Running a red light, Glasgow, 10 October 2017, Not Guilty
Running a red light is contrary to section 36 of the Road Traffic Act 1988. It carries 3 penalty points.
There are typically two kinds of running a red light case. The first involves a camera built into the red light system. The other – like this case – is when police officers actually see someone whom they believe has ran a red light.
Much like mobile phone cases which we defend, we believe that this type of case can benefit from a locus visit to see exactly what the police officers would have been able to see. In this case it was immediately apparent to us that the police could not be sure whether our client’s light was red or not. We took video of the view available to the police and lodged it as a production for the case.

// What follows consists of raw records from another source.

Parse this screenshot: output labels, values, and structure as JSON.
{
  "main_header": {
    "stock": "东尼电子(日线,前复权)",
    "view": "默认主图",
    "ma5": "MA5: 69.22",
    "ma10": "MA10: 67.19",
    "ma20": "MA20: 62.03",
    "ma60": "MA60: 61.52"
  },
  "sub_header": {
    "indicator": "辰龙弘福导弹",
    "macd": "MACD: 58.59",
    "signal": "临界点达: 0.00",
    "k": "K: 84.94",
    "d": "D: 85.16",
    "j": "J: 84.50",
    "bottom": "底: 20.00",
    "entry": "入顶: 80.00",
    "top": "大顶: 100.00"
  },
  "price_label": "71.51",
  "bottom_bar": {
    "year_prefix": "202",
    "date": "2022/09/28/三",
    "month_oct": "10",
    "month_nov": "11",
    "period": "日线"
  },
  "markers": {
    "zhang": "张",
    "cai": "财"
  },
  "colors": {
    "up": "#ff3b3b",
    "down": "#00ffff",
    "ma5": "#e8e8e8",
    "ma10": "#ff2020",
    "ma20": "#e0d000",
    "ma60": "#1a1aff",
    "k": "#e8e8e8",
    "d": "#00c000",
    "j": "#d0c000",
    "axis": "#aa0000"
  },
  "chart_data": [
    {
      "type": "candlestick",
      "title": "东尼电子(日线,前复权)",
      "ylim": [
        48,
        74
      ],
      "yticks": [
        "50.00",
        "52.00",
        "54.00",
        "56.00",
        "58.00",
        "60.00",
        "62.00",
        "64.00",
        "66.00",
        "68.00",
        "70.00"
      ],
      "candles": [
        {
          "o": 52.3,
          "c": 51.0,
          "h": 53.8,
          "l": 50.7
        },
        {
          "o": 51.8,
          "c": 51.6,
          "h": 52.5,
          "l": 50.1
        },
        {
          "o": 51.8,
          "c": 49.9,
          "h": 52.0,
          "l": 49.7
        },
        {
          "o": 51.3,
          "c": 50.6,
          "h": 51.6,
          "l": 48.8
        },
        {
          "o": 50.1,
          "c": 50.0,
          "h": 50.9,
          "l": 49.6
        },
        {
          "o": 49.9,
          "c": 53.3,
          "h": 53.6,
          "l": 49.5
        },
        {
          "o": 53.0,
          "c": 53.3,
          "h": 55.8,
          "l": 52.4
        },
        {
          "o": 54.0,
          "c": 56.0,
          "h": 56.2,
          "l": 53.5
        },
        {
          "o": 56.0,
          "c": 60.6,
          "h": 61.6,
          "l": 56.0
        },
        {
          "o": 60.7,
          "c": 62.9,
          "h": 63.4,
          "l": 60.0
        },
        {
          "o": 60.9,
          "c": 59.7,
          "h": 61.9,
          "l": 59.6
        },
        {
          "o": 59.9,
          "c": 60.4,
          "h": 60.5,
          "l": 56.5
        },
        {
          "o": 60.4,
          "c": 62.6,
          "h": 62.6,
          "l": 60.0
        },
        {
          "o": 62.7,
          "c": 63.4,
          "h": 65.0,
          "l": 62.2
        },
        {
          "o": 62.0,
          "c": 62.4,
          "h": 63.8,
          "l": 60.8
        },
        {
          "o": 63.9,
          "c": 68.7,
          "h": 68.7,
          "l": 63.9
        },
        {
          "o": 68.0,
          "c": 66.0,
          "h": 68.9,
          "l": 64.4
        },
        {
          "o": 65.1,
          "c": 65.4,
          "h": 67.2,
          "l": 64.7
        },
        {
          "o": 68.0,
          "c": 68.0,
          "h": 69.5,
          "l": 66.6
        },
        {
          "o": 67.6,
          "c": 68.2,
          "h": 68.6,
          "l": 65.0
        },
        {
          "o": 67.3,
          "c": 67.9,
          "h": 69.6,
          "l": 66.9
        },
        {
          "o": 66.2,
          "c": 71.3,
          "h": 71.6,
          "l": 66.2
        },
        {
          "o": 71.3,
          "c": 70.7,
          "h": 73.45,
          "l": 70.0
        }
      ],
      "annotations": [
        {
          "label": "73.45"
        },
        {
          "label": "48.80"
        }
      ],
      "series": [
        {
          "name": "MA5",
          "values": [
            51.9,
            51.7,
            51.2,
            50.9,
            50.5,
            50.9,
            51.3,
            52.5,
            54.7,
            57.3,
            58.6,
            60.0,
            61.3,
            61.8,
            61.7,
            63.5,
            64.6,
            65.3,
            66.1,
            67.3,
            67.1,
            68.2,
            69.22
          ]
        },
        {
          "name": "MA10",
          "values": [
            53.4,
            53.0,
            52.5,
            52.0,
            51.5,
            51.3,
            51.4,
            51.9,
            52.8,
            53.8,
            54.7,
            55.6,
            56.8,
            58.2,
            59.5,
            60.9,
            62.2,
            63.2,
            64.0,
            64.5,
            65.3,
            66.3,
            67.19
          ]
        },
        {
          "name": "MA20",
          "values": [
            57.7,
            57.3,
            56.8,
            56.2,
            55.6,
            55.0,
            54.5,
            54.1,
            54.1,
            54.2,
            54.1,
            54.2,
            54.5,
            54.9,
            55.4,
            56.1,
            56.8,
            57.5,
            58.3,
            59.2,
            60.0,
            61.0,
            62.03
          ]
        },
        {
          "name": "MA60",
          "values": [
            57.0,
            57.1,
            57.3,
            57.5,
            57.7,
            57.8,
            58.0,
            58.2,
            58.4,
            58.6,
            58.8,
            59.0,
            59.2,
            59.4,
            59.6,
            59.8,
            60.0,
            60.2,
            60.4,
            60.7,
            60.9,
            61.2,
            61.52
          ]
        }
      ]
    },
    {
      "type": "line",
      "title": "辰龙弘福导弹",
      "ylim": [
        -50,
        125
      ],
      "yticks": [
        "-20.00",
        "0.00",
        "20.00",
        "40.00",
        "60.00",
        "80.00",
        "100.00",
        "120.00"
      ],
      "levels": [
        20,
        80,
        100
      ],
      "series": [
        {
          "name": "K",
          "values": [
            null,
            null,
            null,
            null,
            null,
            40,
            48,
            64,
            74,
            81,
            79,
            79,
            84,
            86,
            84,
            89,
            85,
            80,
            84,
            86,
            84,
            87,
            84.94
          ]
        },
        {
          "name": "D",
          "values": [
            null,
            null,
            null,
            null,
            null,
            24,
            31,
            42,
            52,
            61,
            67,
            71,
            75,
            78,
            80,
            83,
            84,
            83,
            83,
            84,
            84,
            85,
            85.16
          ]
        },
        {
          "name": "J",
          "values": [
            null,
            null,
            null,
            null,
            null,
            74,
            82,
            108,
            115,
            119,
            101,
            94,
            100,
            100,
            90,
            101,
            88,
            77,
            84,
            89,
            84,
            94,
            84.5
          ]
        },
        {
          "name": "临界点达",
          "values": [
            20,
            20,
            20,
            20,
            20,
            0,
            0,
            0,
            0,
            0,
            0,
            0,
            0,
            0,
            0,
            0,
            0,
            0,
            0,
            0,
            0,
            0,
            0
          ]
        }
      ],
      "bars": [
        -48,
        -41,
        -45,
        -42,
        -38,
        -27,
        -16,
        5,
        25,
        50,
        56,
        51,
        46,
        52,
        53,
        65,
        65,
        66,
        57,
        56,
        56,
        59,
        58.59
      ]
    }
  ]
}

At trial, the police officer giving evidence claimed to be in a completely different location with a completely different view. We cross-examined him on this point. We reminded him that there was CCTV on a nearby building and we also reminded him there was video evidence in this case. Thinking we were referring to CCTV from the building, the police officer suddenly became less clear about his location. To add insult to injury for the Crown, the officer then proceeded to pick out our client’s interpreter as the driver of the car on the day in question.

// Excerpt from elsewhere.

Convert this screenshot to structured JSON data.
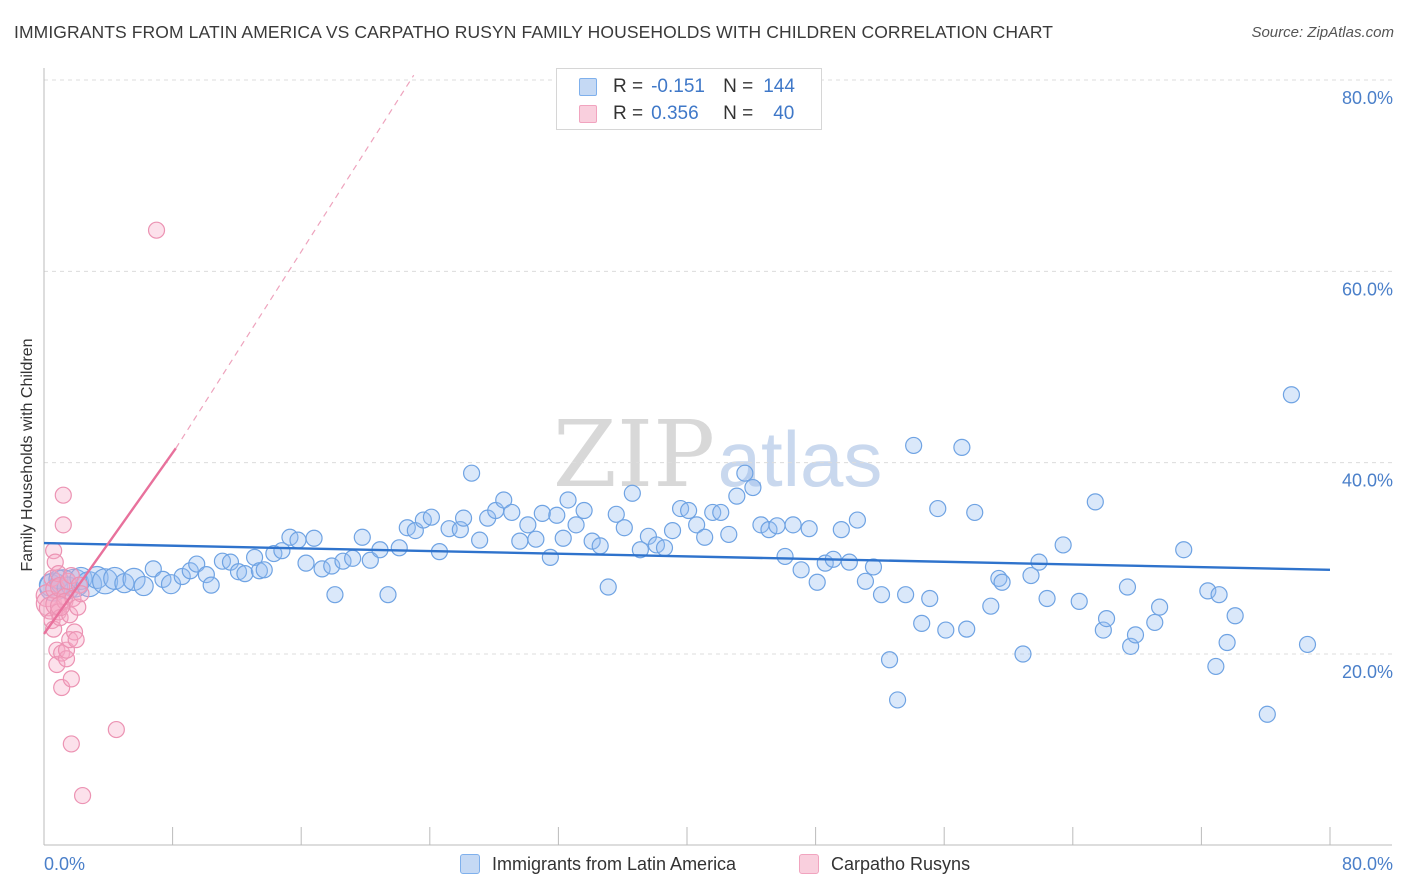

After his evidence was completed the Crown withdrew the charge against our client.
This case was defended by Graham Walker on 10 October 2017 at Glasgow JP Court. Dock identification is very controversial. A witness is often asked to look around and see if they see the alleged offender. O f course, the person in the dock may as well have a sign saying “pick me” round their neck. In this case, however, our client required an interpreter and therefore there were 2 people in the dock (our client and the interpreter). The police officer then proceeded to pick out the interpreter.